I'll use the project that I'm currently working on as an example. The project I'm working on requires a fairly large and detailed report. We, as the consultant, charge the client $12,000 to generate this report. Since these reports have become somewhat of my specialty, I'm quite efficient in generating this type of report. I can knock one of these reports out in 2 solid days of work if I really focus. My bill rate to the client is $135/hour (no I don't make near that much). At that bill rate, I can charge 88 hours to this project. That is 11 days using the standard 8 hour work day. I finished in 2 days. For the next 9 days, I'm straight billable, generating a hefty profit for my company, but I'm not working on anything. I'm sitting here in the office, playing on the internet. Just a scenario so that some of you might understand where I'm coming from.
So lets say a company buys a piece of equipment for there production facility that costs 5 million dollars. Would it not be a good business decision to run that piece of equipment as much as possible to pay it off as soon as possible?
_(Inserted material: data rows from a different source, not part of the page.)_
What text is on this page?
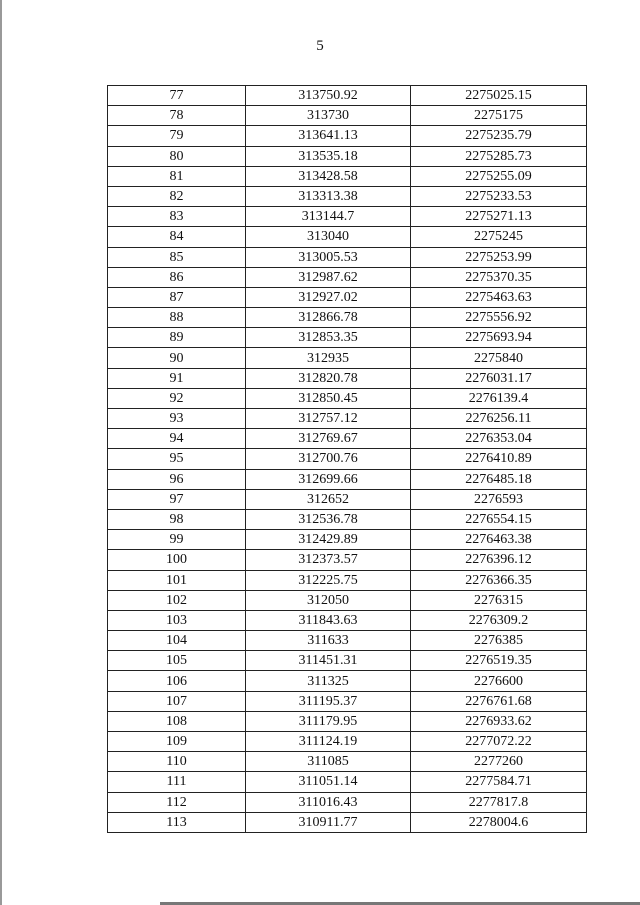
5
77	313750.92	2275025.15
78	313730	2275175
79	313641.13	2275235.79
80	313535.18	2275285.73
81	313428.58	2275255.09
82	313313.38	2275233.53
83	313144.7	2275271.13
84	313040	2275245
85	313005.53	2275253.99
86	312987.62	2275370.35
87	312927.02	2275463.63
88	312866.78	2275556.92
89	312853.35	2275693.94
90	312935	2275840
91	312820.78	2276031.17
92	312850.45	2276139.4
93	312757.12	2276256.11
94	312769.67	2276353.04
95	312700.76	2276410.89
96	312699.66	2276485.18
97	312652	2276593
98	312536.78	2276554.15
99	312429.89	2276463.38
100	312373.57	2276396.12
101	312225.75	2276366.35
102	312050	2276315
103	311843.63	2276309.2
104	311633	2276385
105	311451.31	2276519.35
106	311325	2276600
107	311195.37	2276761.68
108	311179.95	2276933.62
109	311124.19	2277072.22
110	311085	2277260
111	311051.14	2277584.71
112	311016.43	2277817.8
113	310911.77	2278004.6
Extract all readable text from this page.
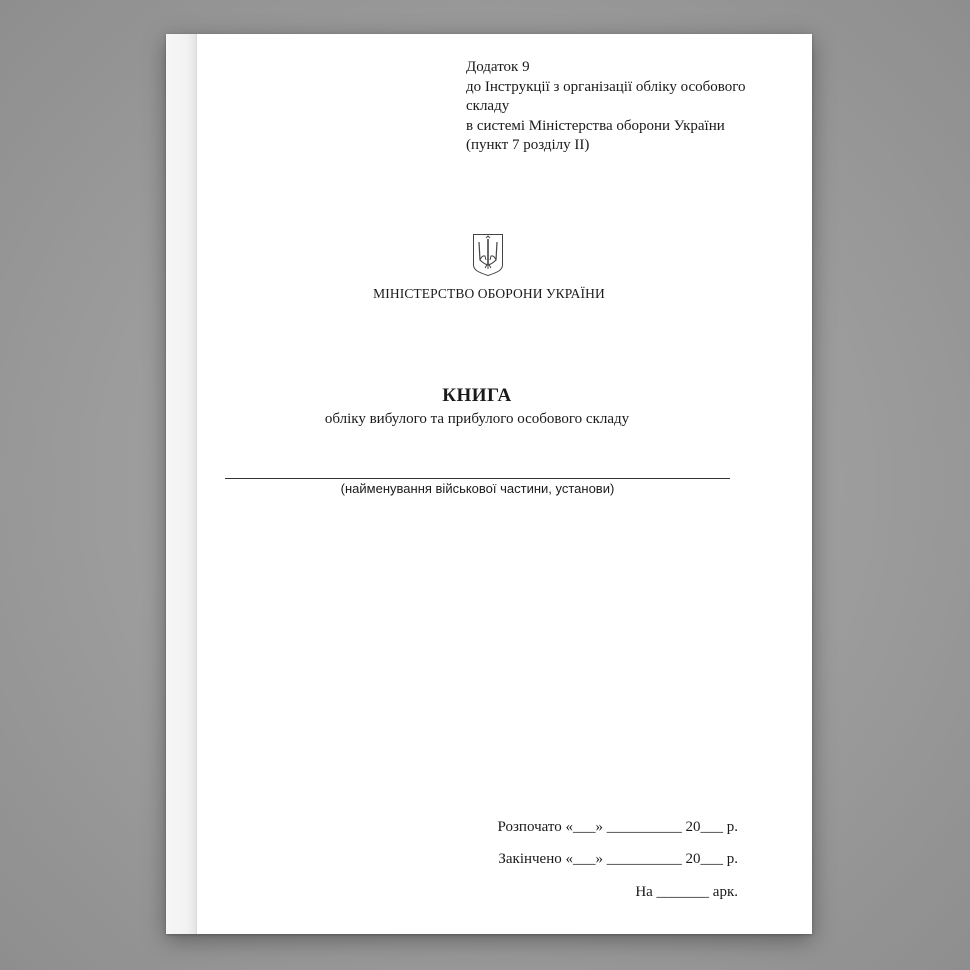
Додаток 9
до Інструкції з організації обліку особового
складу
в системі Міністерства оборони України
(пункт 7 розділу ІІ)
МІНІСТЕРСТВО ОБОРОНИ УКРАЇНИ
КНИГА
обліку вибулого та прибулого особового складу
(найменування військової частини, установи)
Розпочато «___» __________ 20___ р.
Закінчено «___» __________ 20___ р.
На _______ арк.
I feel ya. Sounds like you could drop the price to your clients to beat out any compitition current or future and your bosses need to find you more work. That's my point. You should start your own business and charge half the price and work out of your home. If a farmer can do on one day what it took him two weeks to do 20 years ago should he work one day every two weeks or get 10 weeks worth of work done each week?
I guess it's like saying if you shot a huge trophy buck the first day of hunting season would you not hunt anymore that year or would keep hunting that year and go for another buck or doe? Providing its allowed.
I would love to start my own consulting firm in the future. I just need to build a loyal client base and obtain the resources. I don't think a farmer would qualify as your standard 40 hour employee.
I used the farmer example (not Hook) to show how advances in technology have made that job more efficient. That is not a standard 40 hr week job.
I think about 60% of workers are hourly employees. That percentage is growing too. Sent from my SAMSUNG-SGH-I747 using Tapatalk 2
on the weeks I work over 40, I'm usually supervising field work done by hourly employees they do not have an incentive to be more productive...
60%+ of Americans are hourly like Christine said...these people would lose money. The answer is overwhelmingly NO. Your question was "should America go to a 32 hour work week?". And the response here was overwhelmingly NO. Actually i dont think ANYBODY here agreed with it... Am i right or am i right?
They should do their jobs and be thankful (Or take the steps to improve their situation). Whats this incentive crap? Seems to me you are working with lazy no work ethic bums.
I cannot disagree with this statement. It's difficult finding decent drilling contractors these days.
I agree 100%. America's problem lay somewhere between "Why cant i have what he has?" And "Im too ____ to work today".